Furthermore, he blamed some religious scholars for being influenced by their emotions and hiding behind Islam to push their personal agendas such as “wanting to become politicians.”

“Female circumcision/FGM is sunnah and one does not become a disbeliever because of not practising it.

“That has to be very clear. Some scholars are just talking and threatening people.

“There is no strong Hadith that supports that female circumcision is sunnah and even those Hadiths they are relying on are not authentic,” Abu asserted.

He stated that the government possesses the full authority to prohibit the practice of female circumcision/FGM without religious repercussions if it results in harm to women and girls.

“A sunnah that is causing harm needs to be abolished. Sunnah is not obligatory and if one does not do it there is no sin,” he added.

Confident in his understanding of Shariah, Abu invites scholars to debate the topic of female circumcision/FGM.

“Let them not say I am too young to challenge them on a debate,” he emphasised.

Despite contradictory views from Abu, he remains confident that what he says is right.

However, he clarified that not all those who have undergone the practice are facing problems today, but some are living a difficult life after the practice.

“Many are not speaking out because of the fear but they are suffering in their marriages.

“Some don’t feel anything during intimacy with their husbands and that too has ended a lot of marriages because the women are not speaking,” he said.

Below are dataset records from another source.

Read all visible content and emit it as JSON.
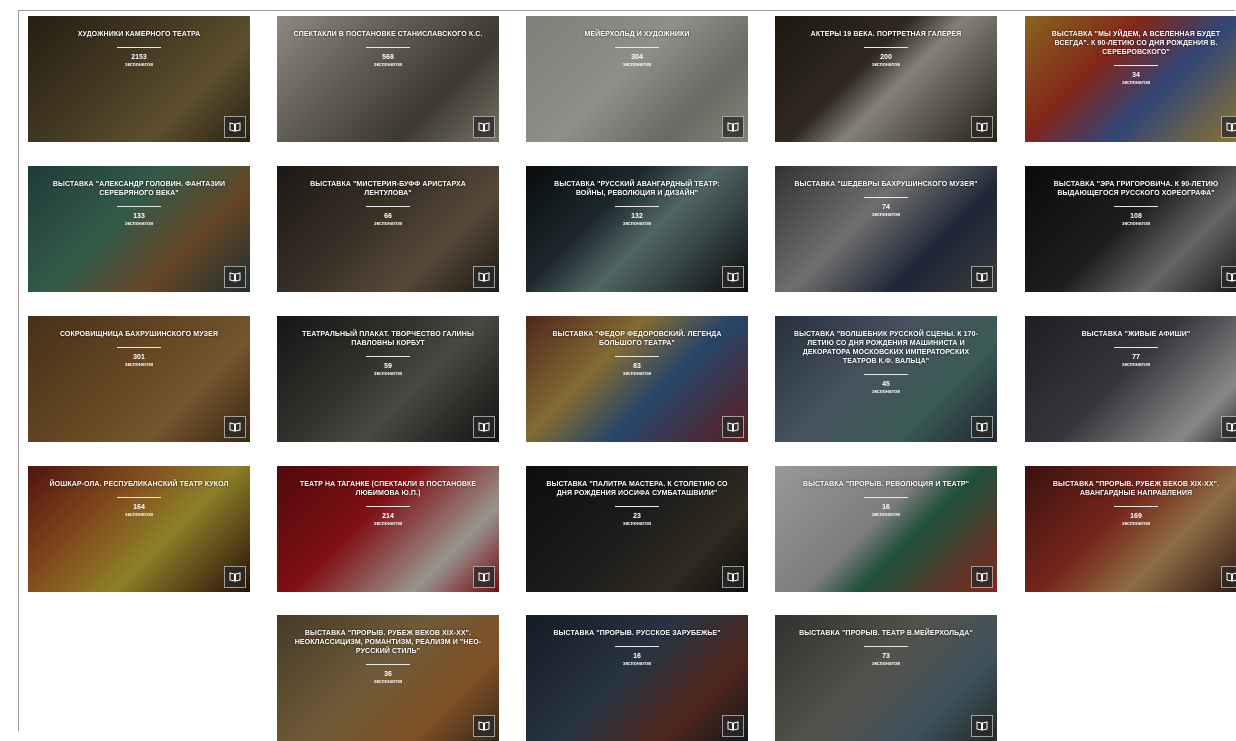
{
  "cards": [
    {
      "title": "Художники Камерного театра",
      "count": "2153",
      "unit": "экспонатов",
      "bg": "linear-gradient(135deg,#3a2e1d 0%,#6b5a36 45%,#8f7a47 70%,#40331f 100%)",
      "icon": "book-icon"
    },
    {
      "title": "Спектакли в постановке Станиславского К.С.",
      "count": "568",
      "unit": "экспонатов",
      "bg": "linear-gradient(135deg,#d7d1c0 0%,#8d887a 40%,#5d584c 70%,#b7af99 100%)",
      "icon": "book-icon"
    },
    {
      "title": "Мейерхольд и художники",
      "count": "304",
      "unit": "экспонатов",
      "bg": "linear-gradient(135deg,#bfc2b9 0%,#dad9cf 45%,#9fa296 75%,#c8c6ba 100%)",
      "icon": "book-icon"
    },
    {
      "title": "Актеры 19 века. Портретная галерея",
      "count": "200",
      "unit": "экспонатов",
      "bg": "linear-gradient(135deg,#2b241b 0%,#4a4031 40%,#c9c3b3 55%,#3b3326 100%)",
      "icon": "book-icon"
    },
    {
      "title": "Выставка \"Мы уйдем, а Вселенная будет всегда\". К 90-летию со дня рождения В. Серебровского\"",
      "count": "34",
      "unit": "экспонатов",
      "bg": "linear-gradient(135deg,#d19a2c 0%,#c53a2a 35%,#4a6bb4 60%,#e3b342 100%)",
      "icon": "book-icon"
    },
    {
      "title": "Выставка \"Александр Головин. Фантазии Серебряного века\"",
      "count": "133",
      "unit": "экспонатов",
      "bg": "linear-gradient(135deg,#2f5a56 0%,#4d8a6f 40%,#9a6a3a 70%,#2f4b4d 100%)",
      "icon": "book-icon"
    },
    {
      "title": "Выставка \"Мистерия-буфф Аристарха Лентулова\"",
      "count": "66",
      "unit": "экспонатов",
      "bg": "linear-gradient(135deg,#2a2520 0%,#5b4d3c 45%,#847058 70%,#2c2620 100%)",
      "icon": "book-icon"
    },
    {
      "title": "Выставка \"Русский авангардный театр: войны, революция и дизайн\"",
      "count": "132",
      "unit": "экспонатов",
      "bg": "linear-gradient(135deg,#0e1213 0%,#2c3f46 35%,#7c9a9a 55%,#101617 100%)",
      "icon": "book-icon"
    },
    {
      "title": "Выставка \"Шедевры Бахрушинского музея\"",
      "count": "74",
      "unit": "экспонатов",
      "bg": "linear-gradient(135deg,#4c4c4c 0%,#a9a9a6 40%,#2d3b55 70%,#5a5a58 100%)",
      "icon": "book-icon"
    },
    {
      "title": "Выставка \"Эра Григоровича. К 90-летию выдающегося русского хореографа\"",
      "count": "108",
      "unit": "экспонатов",
      "bg": "linear-gradient(135deg,#111111 0%,#2d2d2d 45%,#9b9b9b 70%,#1a1a1a 100%)",
      "icon": "book-icon"
    },
    {
      "title": "Сокровищница Бахрушинского музея",
      "count": "301",
      "unit": "экспонатов",
      "bg": "linear-gradient(135deg,#6b4a25 0%,#9a6c36 45%,#b08247 70%,#5a3c1f 100%)",
      "icon": "book-icon"
    },
    {
      "title": "Театральный плакат. Творчество Галины Павловны Корбут",
      "count": "59",
      "unit": "экспонатов",
      "bg": "linear-gradient(135deg,#202020 0%,#4d4d45 40%,#6e7065 60%,#1b1b1b 100%)",
      "icon": "book-icon"
    },
    {
      "title": "Выставка \"Федор Федоровский. Легенда Большого театра\"",
      "count": "83",
      "unit": "экспонатов",
      "bg": "linear-gradient(135deg,#7a3a2a 0%,#c7a34c 35%,#3a6aa3 60%,#8f2e2a 100%)",
      "icon": "book-icon"
    },
    {
      "title": "Выставка \"Волшебник русской сцены. К 170-летию со дня рождения машиниста и декоратора Московских императорских театров К.Ф. Вальца\"",
      "count": "45",
      "unit": "экспонатов",
      "bg": "linear-gradient(135deg,#3a4a5f 0%,#6b7d8f 40%,#5a8a82 70%,#2f3b4d 100%)",
      "icon": "book-icon"
    },
    {
      "title": "Выставка \"Живые афиши\"",
      "count": "77",
      "unit": "экспонатов",
      "bg": "linear-gradient(135deg,#302f36 0%,#55525c 45%,#cfcfcf 80%,#2a2930 100%)",
      "icon": "book-icon"
    },
    {
      "title": "Йошкар-Ола. Республиканский театр кукол",
      "count": "164",
      "unit": "экспонатов",
      "bg": "linear-gradient(135deg,#7a1f1a 0%,#c6752c 35%,#d7c23e 60%,#3a1a12 100%)",
      "icon": "book-icon"
    },
    {
      "title": "Театр на Таганке (спектакли в постановке Любимова Ю.П.)",
      "count": "214",
      "unit": "экспонатов",
      "bg": "linear-gradient(135deg,#7a0f12 0%,#c2181e 40%,#e9e0d8 75%,#b01519 100%)",
      "icon": "book-icon"
    },
    {
      "title": "Выставка \"Палитра мастера. К столетию со дня рождения Иосифа Сумбаташвили\"",
      "count": "23",
      "unit": "экспонатов",
      "bg": "linear-gradient(135deg,#151515 0%,#2b2b2b 45%,#4a4130 75%,#141414 100%)",
      "icon": "book-icon"
    },
    {
      "title": "Выставка \"Прорыв. Революция и театр\"",
      "count": "16",
      "unit": "экспонатов",
      "bg": "linear-gradient(135deg,#e8e8e6 0%,#bdbdbb 45%,#2f7a5a 60%,#c93a2a 100%)",
      "icon": "book-icon"
    },
    {
      "title": "Выставка \"Прорыв. Рубеж веков XIX-XX\". Авангардные направления",
      "count": "169",
      "unit": "экспонатов",
      "bg": "linear-gradient(135deg,#5a1a16 0%,#b23a2a 40%,#d9a66a 65%,#3a1a14 100%)",
      "icon": "book-icon"
    },
    {
      "title": "Выставка \"Прорыв. Рубеж веков XIX-XX\". Неоклассицизм, романтизм, реализм и \"Нео-русский стиль\"",
      "count": "36",
      "unit": "экспонатов",
      "bg": "linear-gradient(135deg,#6c5a3a 0%,#a88a55 45%,#c27a3a 75%,#4d3d26 100%)",
      "icon": "book-icon"
    },
    {
      "title": "Выставка \"Прорыв. Русское зарубежье\"",
      "count": "16",
      "unit": "экспонатов",
      "bg": "linear-gradient(135deg,#1e2b3a 0%,#3d4f65 45%,#7a3a2a 75%,#1a2430 100%)",
      "icon": "book-icon"
    },
    {
      "title": "Выставка \"Прорыв. Театр В.Мейерхольда\"",
      "count": "73",
      "unit": "экспонатов",
      "bg": "linear-gradient(135deg,#4b4b45 0%,#7f7d73 45%,#5d7c8f 75%,#3b3b36 100%)",
      "icon": "book-icon"
    }
  ]
}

“Sometimes, when you speak the truth, the elders will be angry but to me, it doesn’t matter if I say what the Quran says and what people say about me is not my problem,” he told The Fatu Network.

Shafi’i school of Islamic thought considers FGM to be obligatory.

While the Hanbali, Maliki and Hanafi schools of Islamic laws consider FGM to be recommended (or preferred).

Although religious views have influenced the practice of FGM, it is a practice that predates Islam.